この改革は、オーストラリア取引報告分析センター(Australian Transaction Reports and Analysis Centre, AUSTRAC)が2024年に導入したもので、当局によれば年間約820億豪ドル(約540億米ドル)に上ると推定される違法な資金の流れを抑制するための広範な取り組みとしています。
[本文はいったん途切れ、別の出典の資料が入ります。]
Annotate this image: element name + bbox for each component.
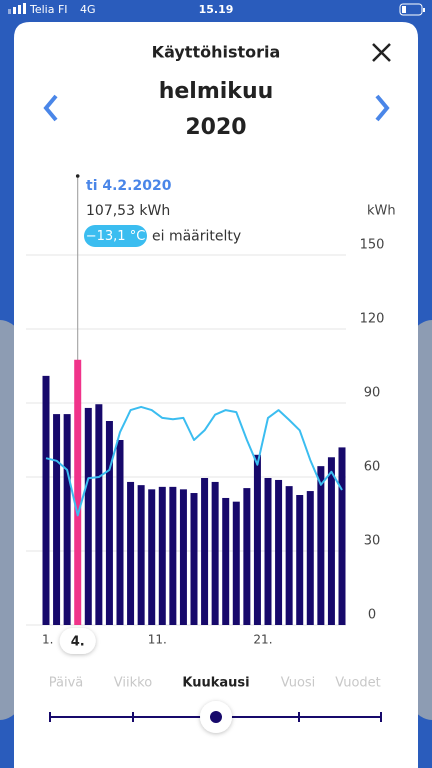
bar [105, 421, 113, 625]
title: Käyttöhistoria [152, 43, 281, 62]
next-button[interactable] [375, 94, 390, 122]
chart: kWh 0 30 60 90 120 150 1. 4. 11. 21. ti 4.2.2020 107… [26, 174, 396, 654]
tooltip-temp: −13,1 °C [86, 229, 146, 244]
bar [211, 481, 219, 625]
battery [399, 3, 425, 16]
signal [8, 3, 26, 14]
bar [137, 485, 145, 625]
x-tick-label: 4. [71, 635, 85, 650]
tab[interactable]: Vuosi [281, 676, 316, 691]
y-tick-label: 30 [364, 534, 381, 549]
bar [169, 486, 177, 625]
tab[interactable]: Vuodet [335, 676, 381, 691]
bar [232, 501, 240, 625]
carrier: Telia FI [29, 3, 68, 16]
bar [190, 493, 198, 625]
tab[interactable]: Viikko [114, 676, 152, 691]
year: 2020 [185, 115, 246, 140]
y-tick-label: 120 [360, 312, 385, 327]
bar [158, 486, 166, 625]
y-axis-label: kWh [367, 204, 396, 219]
bar [243, 488, 251, 625]
y-tick-label: 0 [368, 608, 376, 623]
prev-button[interactable] [43, 94, 58, 122]
temp-pill [84, 225, 147, 247]
card [14, 22, 418, 768]
temperature-line [45, 405, 343, 517]
bar [74, 359, 82, 625]
bar [285, 486, 293, 625]
bar [296, 495, 304, 625]
x-tick-label: 21. [253, 633, 272, 647]
bar [317, 466, 325, 625]
selection-dot [75, 174, 80, 178]
tab[interactable]: Kuukausi [182, 676, 249, 691]
x-label-pill [59, 628, 96, 654]
bar [63, 414, 71, 625]
bar [53, 414, 61, 625]
y-tick-label: 60 [364, 460, 381, 475]
tooltip-note: ei määritelty [152, 229, 241, 245]
bar [275, 479, 283, 625]
slider-knob-dot [210, 711, 222, 723]
bar [84, 407, 92, 625]
bar [95, 404, 103, 625]
tooltip-value: 107,53 kWh [86, 203, 170, 219]
bar [264, 477, 272, 625]
y-tick-label: 90 [364, 386, 381, 401]
bar [42, 375, 50, 625]
bar [327, 457, 335, 625]
tooltip-date: ti 4.2.2020 [86, 178, 172, 194]
tab[interactable]: Päivä [49, 676, 84, 691]
y-tick-label: 150 [360, 238, 385, 253]
bar [222, 497, 230, 625]
bar [306, 491, 314, 625]
tabs: Päivä Viikko Kuukausi Vuosi Vuodet [49, 676, 381, 691]
bar [127, 481, 135, 625]
x-tick-label: 11. [148, 633, 167, 647]
bar [201, 477, 209, 625]
network: 4G [80, 3, 96, 16]
bar [338, 447, 346, 625]
clock: 15.19 [199, 3, 234, 16]
x-tick-label: 1. [42, 633, 53, 647]
month: helmikuu [159, 79, 274, 104]
close-button[interactable] [372, 43, 391, 62]
bar [179, 489, 187, 625]
bar [253, 454, 261, 625]
bar [148, 489, 156, 625]
bar [116, 440, 124, 625]
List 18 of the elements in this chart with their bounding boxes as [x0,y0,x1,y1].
政府は、この新たな法律によりよりリスクベースの制度へと移行できると考えています。事業者は顧客を受け入れる前に潜在的リスクを評価し、継続的に監視することが求められます。これには身元確認、実質的支配者の確認、政治的に影響力のある人物(PEP)や制裁対象との関連のスクリーニングが含まれます。

事業者に義務付けられる確認作業

顧客デューデリジェンス(CDD)規則が強化され、リスクが高い個人に対してはより厳格な確認が求められ、低リスクの場合には簡素化された手続きが認められます。ギャンブル事業者については、報告対象額が1万ドルから5,000ドルに引き下げられ、監視対象となる取引範囲が拡大しました。

取引モニタリングも拡充されました。企業は顧客の行動を積極的に追跡することが求められており、異常な活動を警告し、懸念がある場合には「疑わしい事項報告書(Suspicious Matter Report)」の提出が求められます。経営陣には、AMLリスクの監督に明確な責任を負う役割がこれまで以上に重視され、企業はこれらの義務を管理する専任のコンプライアンス担当者を任命する必要があります。

更新されたフレームワークの適用範囲は金融セクターにとどまらず、対象となる企業はこれまでの約19,000社から10万社以上に拡大しています。新たに規制対象となった業種には、弁護士、会計士、不動産業者、開発業者、貴金属・宝石取引業者などが含まれます。いわゆる「トランシェ2(Tranche 2)」業種の登録はすでに開始されており、順次コンプライアンス義務が課される予定です。

2030年までの送金例外

国際送金、仮想資産を含む新たな規則も導入されました。いわゆる「トラベルルール」では、企業は送金者と受取人の情報を確認・共有する義務があります。事業者が新規則に適応するまで、一部の例外措置は2030年まで継続されます。

その他の改定には、管理負担を軽減するための報告グループ構造の簡素化、「通報禁止(tipping off)」規則の厳格化、弁護士職業特権の範囲の明確化などがあります。また、規制当局は海外支店に対して柔軟性を持たせる一方、特定のATMサービスなど低リスク分野に関する例外措置も設定しています。

先月シドニーで開催された「Regulating the Game」会議で、オーストラリア取引報告分析センター(AUSTRAC)のブレンダン・トーマス(Brendan Thomas)最高経営責任者は、これらの改革は犯罪者が違法資金を正当な収入として偽装することを防ぐことを目的としていると述べました。

一部の事業者はシステムを改善しているものの、依然として弱点が残っていると指摘。調査では、施設内で大量の現金が移動する、複数または架空の身元が使用される、組織犯罪関係者を含む取引が行われるといった問題が繰り返し確認されています。

「ビルスタッフィング(bill stuffing)」のように、ほとんどプレイせずに大口入金する行為は、マネーロンダリングリスクの明確な指標とされます。場合によっては、法執行機関からの警告が事業者の迅速な対応につながらないこともありました。

トーマス氏は、新フレームワークは単なる形式的な遵守ではなく、信頼構築の基盤として捉えるべきだと強調。移行期間中は現実的な対応が期待されますが、事業者には着実な進展が求められます。「準備は求められるが、完璧は必要ない」と述べ、リスク管理が不十分な企業には執行措置が取られる可能性があると付け加えました。